LONDON (Reuters) – New restrictions in England to slow the spread of COVID-19 will only be introduced as a last resort, health minister Sajid Javid said, stressing that although hospitalisations were rising, the number of patients in intensive care was stable.
The rapid spread of the Omicron variant across the United Kingdom has sent infections to record highs, with close to 190,000 new cases reported on Friday.
Britain has not brought in new rules for England, which accounts for more than 80% of the UK population.
Scotland, Wales and Northern Ireland have all imposed curbs such as limits on numbers allowed to gather, nightclub closures and social distancing measures in pubs.
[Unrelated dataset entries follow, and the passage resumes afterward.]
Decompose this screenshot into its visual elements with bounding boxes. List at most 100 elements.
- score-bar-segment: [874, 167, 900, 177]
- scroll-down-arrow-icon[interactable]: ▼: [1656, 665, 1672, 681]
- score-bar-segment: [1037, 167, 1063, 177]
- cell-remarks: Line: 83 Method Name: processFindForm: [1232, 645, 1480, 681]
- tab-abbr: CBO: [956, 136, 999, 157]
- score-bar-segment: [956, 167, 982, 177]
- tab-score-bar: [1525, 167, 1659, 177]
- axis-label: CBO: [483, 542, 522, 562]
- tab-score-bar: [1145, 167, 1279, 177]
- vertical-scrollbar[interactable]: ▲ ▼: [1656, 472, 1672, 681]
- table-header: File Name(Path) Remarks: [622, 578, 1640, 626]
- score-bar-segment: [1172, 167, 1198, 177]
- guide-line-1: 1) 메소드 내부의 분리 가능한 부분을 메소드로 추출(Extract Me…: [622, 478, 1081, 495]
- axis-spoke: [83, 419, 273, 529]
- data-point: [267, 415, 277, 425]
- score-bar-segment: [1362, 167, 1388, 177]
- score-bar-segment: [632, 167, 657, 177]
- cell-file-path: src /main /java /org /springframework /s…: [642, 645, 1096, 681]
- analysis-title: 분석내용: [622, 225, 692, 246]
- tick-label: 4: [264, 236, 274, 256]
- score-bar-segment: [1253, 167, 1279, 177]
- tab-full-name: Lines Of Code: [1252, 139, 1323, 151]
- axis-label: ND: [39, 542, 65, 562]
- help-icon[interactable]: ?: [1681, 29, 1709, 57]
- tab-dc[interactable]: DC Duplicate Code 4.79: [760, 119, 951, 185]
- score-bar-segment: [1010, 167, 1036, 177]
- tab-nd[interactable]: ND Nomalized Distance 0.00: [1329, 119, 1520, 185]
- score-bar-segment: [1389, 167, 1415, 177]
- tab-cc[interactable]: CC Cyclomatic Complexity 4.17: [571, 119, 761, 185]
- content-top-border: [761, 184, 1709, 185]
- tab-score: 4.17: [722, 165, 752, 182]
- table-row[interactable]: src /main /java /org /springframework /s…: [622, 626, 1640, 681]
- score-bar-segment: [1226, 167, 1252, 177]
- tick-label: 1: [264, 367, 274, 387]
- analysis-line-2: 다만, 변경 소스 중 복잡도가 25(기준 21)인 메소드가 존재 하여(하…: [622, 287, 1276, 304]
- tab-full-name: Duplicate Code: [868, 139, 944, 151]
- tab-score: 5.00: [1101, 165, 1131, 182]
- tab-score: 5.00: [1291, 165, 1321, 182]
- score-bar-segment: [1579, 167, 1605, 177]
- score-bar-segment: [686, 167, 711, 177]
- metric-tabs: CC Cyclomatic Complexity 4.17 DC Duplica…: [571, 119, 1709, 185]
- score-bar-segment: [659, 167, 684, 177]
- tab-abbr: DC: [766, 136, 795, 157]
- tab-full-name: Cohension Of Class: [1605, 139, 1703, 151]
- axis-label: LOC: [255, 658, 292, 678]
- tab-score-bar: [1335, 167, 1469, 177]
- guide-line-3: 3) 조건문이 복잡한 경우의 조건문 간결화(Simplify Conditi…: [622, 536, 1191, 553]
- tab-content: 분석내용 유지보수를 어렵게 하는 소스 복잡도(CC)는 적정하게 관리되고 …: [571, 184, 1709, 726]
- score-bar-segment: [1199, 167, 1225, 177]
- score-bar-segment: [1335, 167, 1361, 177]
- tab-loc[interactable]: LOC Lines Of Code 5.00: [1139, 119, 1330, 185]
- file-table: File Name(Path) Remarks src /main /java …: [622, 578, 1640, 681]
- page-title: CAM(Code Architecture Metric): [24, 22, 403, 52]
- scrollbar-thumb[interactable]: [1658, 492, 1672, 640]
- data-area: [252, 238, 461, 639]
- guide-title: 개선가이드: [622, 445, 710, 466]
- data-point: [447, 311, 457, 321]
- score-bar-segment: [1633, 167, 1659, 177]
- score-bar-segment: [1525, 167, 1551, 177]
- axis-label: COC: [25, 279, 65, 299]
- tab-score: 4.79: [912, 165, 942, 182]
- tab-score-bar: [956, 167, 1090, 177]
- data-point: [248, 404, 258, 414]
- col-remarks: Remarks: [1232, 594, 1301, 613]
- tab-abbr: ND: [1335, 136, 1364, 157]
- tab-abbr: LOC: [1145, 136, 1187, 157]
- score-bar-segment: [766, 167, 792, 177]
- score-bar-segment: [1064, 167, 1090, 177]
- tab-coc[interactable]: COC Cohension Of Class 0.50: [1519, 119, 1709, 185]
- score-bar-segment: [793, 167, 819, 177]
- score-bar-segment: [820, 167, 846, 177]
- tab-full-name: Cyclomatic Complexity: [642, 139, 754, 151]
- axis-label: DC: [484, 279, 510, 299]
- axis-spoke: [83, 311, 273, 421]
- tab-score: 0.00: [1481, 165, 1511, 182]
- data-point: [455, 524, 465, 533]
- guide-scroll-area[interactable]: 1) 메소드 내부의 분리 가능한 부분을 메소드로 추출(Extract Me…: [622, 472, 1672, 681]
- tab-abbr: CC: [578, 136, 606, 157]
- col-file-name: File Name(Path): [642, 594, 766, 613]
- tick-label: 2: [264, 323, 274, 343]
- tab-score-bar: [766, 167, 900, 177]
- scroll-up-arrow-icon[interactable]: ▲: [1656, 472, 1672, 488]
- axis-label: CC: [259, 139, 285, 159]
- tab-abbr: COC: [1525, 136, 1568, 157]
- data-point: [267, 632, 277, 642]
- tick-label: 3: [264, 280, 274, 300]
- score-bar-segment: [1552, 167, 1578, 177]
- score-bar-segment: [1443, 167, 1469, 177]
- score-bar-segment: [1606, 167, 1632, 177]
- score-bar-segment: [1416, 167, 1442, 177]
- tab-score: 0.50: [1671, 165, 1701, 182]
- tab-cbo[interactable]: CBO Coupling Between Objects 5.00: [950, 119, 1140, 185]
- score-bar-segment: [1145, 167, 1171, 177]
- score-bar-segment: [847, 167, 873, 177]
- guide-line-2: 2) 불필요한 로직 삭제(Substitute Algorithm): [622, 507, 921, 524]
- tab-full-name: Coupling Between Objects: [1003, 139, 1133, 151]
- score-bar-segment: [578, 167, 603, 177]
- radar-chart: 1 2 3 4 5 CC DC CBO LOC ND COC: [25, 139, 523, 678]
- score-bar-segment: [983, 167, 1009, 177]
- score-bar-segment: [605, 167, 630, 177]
“Curbs on our freedom must be an absolute last resort,” Javid wrote in an article published in Saturday’s Daily Mail newspaper. “We must give ourselves the best chance of living alongside the virus and avoiding strict measures in the future.”
Javid had said on Dec. 27 that no new restrictions would be imposed in England before the end of 2021. His article suggested none were imminent in 2022 either.
He said that while the Omicron surge meant this was a worrying time, Britain was starting the new year in a far stronger position than it was in 12 months earlier, thanks to the high rate of vaccination against COVID.
“Numbers in intensive care units are stable and not currently following the trajectory we saw this time last year during the Alpha wave,” he wrote.
He acknowledged that due to the time lag between infections and hospitalisations, a big increase in people needing care from the National Health Service (NHS) was inevitable.
“This is likely to test the limits of finite NHS capacity even more than a typical winter,” he said, urging citizens to do everything they could to protect themselves.